HPV is the most prevalent sexually transmitted infection and is often linked to cervical cancer, but not in all cases. Cervical cell change can range from mild, moderate, to severe. Depending on the kind of abnormal cells that are revealed in the pap smear, the doctor will decide the next course of action. Generally, the doctor will do more tests to see if the HPV is present and how much of it is present and then determine the treatment and prognosis.

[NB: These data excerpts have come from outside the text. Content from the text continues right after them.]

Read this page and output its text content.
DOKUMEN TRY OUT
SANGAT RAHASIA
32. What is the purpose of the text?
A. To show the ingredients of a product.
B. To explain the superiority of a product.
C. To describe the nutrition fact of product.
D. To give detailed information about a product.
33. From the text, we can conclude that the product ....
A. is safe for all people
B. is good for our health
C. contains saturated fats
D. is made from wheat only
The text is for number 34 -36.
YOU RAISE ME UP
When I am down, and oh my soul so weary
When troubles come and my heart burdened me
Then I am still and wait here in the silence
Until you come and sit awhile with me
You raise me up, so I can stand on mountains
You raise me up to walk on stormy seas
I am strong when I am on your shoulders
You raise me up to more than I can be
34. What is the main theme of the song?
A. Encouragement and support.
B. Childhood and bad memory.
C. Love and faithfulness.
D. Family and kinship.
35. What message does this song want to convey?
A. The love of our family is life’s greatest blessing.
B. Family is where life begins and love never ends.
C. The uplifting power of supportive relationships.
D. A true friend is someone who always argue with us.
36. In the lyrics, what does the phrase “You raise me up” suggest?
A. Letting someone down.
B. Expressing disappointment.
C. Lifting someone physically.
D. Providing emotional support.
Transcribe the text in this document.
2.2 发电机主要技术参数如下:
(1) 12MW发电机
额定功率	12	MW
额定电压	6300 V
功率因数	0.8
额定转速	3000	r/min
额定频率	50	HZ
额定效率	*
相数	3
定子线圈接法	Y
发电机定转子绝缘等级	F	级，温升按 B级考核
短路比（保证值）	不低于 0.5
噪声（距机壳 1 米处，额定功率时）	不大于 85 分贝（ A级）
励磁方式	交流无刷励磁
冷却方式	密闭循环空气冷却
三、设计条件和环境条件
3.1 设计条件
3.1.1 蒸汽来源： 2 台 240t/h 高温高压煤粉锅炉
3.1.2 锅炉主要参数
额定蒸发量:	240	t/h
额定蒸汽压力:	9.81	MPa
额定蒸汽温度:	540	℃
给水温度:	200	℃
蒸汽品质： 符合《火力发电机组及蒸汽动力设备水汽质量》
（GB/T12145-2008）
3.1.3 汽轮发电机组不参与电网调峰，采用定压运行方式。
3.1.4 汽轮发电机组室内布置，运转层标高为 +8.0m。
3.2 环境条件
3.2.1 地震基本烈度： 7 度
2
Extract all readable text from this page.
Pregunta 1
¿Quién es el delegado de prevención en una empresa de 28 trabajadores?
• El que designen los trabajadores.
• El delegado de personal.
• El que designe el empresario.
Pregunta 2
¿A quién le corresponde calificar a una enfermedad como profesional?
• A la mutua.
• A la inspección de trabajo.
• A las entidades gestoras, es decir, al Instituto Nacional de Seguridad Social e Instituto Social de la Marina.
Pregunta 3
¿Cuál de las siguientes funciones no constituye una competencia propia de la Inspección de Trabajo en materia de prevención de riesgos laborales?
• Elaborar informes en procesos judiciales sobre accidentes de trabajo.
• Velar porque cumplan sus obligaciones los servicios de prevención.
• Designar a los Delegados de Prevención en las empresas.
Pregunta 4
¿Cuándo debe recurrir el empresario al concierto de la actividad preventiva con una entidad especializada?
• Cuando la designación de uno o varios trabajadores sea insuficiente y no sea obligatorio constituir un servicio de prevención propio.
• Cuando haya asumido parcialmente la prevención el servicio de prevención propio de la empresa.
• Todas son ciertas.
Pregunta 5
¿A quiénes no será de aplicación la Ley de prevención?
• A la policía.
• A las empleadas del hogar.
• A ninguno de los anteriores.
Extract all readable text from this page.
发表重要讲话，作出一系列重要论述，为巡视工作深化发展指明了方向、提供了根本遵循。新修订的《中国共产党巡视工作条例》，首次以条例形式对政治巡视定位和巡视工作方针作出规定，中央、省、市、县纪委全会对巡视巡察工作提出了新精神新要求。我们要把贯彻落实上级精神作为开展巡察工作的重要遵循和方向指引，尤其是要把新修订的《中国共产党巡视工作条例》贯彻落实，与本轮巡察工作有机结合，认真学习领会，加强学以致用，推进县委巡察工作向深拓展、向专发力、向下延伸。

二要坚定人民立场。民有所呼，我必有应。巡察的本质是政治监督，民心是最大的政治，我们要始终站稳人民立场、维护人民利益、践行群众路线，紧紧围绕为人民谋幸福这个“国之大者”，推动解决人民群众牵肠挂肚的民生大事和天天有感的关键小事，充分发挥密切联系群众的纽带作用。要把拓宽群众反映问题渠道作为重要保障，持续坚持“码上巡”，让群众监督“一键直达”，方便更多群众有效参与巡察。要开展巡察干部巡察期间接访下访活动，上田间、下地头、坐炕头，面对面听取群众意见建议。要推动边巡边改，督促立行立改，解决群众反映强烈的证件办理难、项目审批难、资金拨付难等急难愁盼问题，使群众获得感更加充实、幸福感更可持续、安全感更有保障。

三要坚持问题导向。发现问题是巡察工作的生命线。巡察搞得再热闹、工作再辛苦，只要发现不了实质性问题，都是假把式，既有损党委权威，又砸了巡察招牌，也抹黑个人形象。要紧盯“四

Several people are affected by the human papilloma virus, and the infection normally goes away by itself, without the need for treatment. Nonetheless, if the HPV is the cause of alterations in the cells, and the doctor has decided that these could result in cancer, they may choose to wait and watch what the developments may be. Sometimes cell changes called cervical dysplasia, cervical intraepithelial neoplasia, or cell changes that are precancerous will come back to normal by themselves.
If one’s specialist decides to treat the abnormal cells, they might use Cryotherapy (freezing abnormal cells), Conization (removal of abnormal cells), Laser treatment (using lasers to burn abnormal cells), or Loop electrosurgical excision procedure or LEEP (removing abnormal cells with an electric current).